Kenya follows in the footsteps of Tanzania’s semi-autonomous island Zanzibar, which became the first location in east Africa with a fully state-funded universal pension last April.
Making the announcement in his 2017/18 budget speech yesterday (30 March), Mr Rotich revealed that people above 70 will get a monthly pension, but did not disclose the amount. He added that the initiative will operate alongside the existing scheme covering older people over 65 who live with a disability.
The Cabinet Secretary explained that the experience gained from the ongoing cash transfer programme for the older people helped him decide to announce a universal pension. Introduced in 2007, the Older Persons Cash Transfer provides 2,000 Kenyan shillings (US$19) every two months to people over 65 who are poor, vulnerable and not in work or receiving any other kind of income. The pilot project covers 203,000 households across three districts.
“The cash transfer programme has enabled many older people to buy food and medicine, and ensure their grandchildren can go to school, but its targeting leaves out many vulnerable people who need support. The universality of the new pension will help to address this,” said George Kamau, Hunger Safety Net Programme Manager at HelpAge International.
Charles Knox-Vydmanov, Social Protection Policy Adviser at HelpAge, added: “This news is part of a growing trend of more and more countries expanding social pensions across the region. It comes hot on the heels of the new universal pension in Zanzibar, which also looks set to be replicated on the Tanzania mainland, while Uganda’s government is in the process of rolling out a senior citizens’ grant.
“The fact the scheme is universal is hugely significant.
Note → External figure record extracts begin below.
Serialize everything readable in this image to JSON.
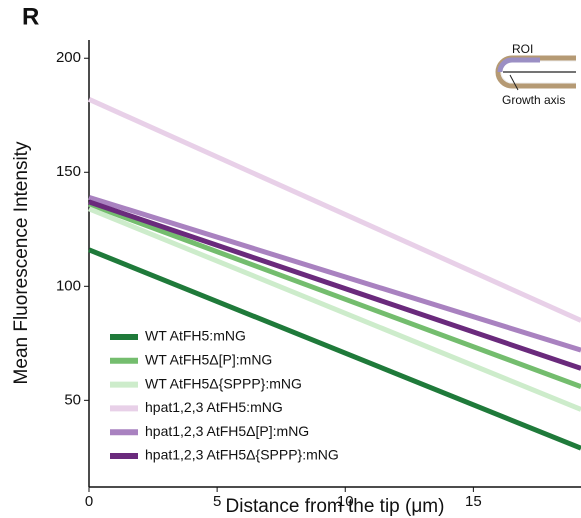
{
  "panel_label": "R",
  "inset": {
    "roi_label": "ROI",
    "axis_label": "Growth axis"
  },
  "chart_data": {
    "type": "line",
    "xlabel": "Distance from the tip (μm)",
    "ylabel": "Mean Fluorescence Intensity",
    "x": [
      0,
      19.2
    ],
    "xlim": [
      0,
      19.2
    ],
    "xticks": [
      0,
      5,
      10,
      15
    ],
    "ylim": [
      12,
      208
    ],
    "yticks": [
      50,
      100,
      150,
      200
    ],
    "grid": false,
    "legend": "lower left",
    "series": [
      {
        "name": "WT AtFH5:mNG",
        "color": "#1f7a3a",
        "values": [
          116,
          29
        ]
      },
      {
        "name": "WT AtFH5Δ[P]:mNG",
        "color": "#74bd6e",
        "values": [
          136,
          56
        ]
      },
      {
        "name": "WT AtFH5Δ{SPPP}:mNG",
        "color": "#cdeccb",
        "values": [
          134,
          46
        ]
      },
      {
        "name": "hpat1,2,3 AtFH5:mNG",
        "color": "#e8d0e8",
        "values": [
          182,
          85
        ]
      },
      {
        "name": "hpat1,2,3 AtFH5Δ[P]:mNG",
        "color": "#a982c0",
        "values": [
          139,
          72
        ]
      },
      {
        "name": "hpat1,2,3 AtFH5Δ{SPPP}:mNG",
        "color": "#6a2a7c",
        "values": [
          137,
          64
        ]
      }
    ]
  }
}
It reflects the many benefits of universal cash transfers, and avoids the major issues associated with schemes that target the poorest and most vulnerable.”
Besides the universal pension, Mr Rotich announced in his budget that older people 70 and over will be entitled to health insurance coverage through the state-run National Hospital Insurance Fund. This is particularly significant as last January the fund was expanded to cover chronic diseases such as diabetes, hypertension and cancer – conditions common among older people.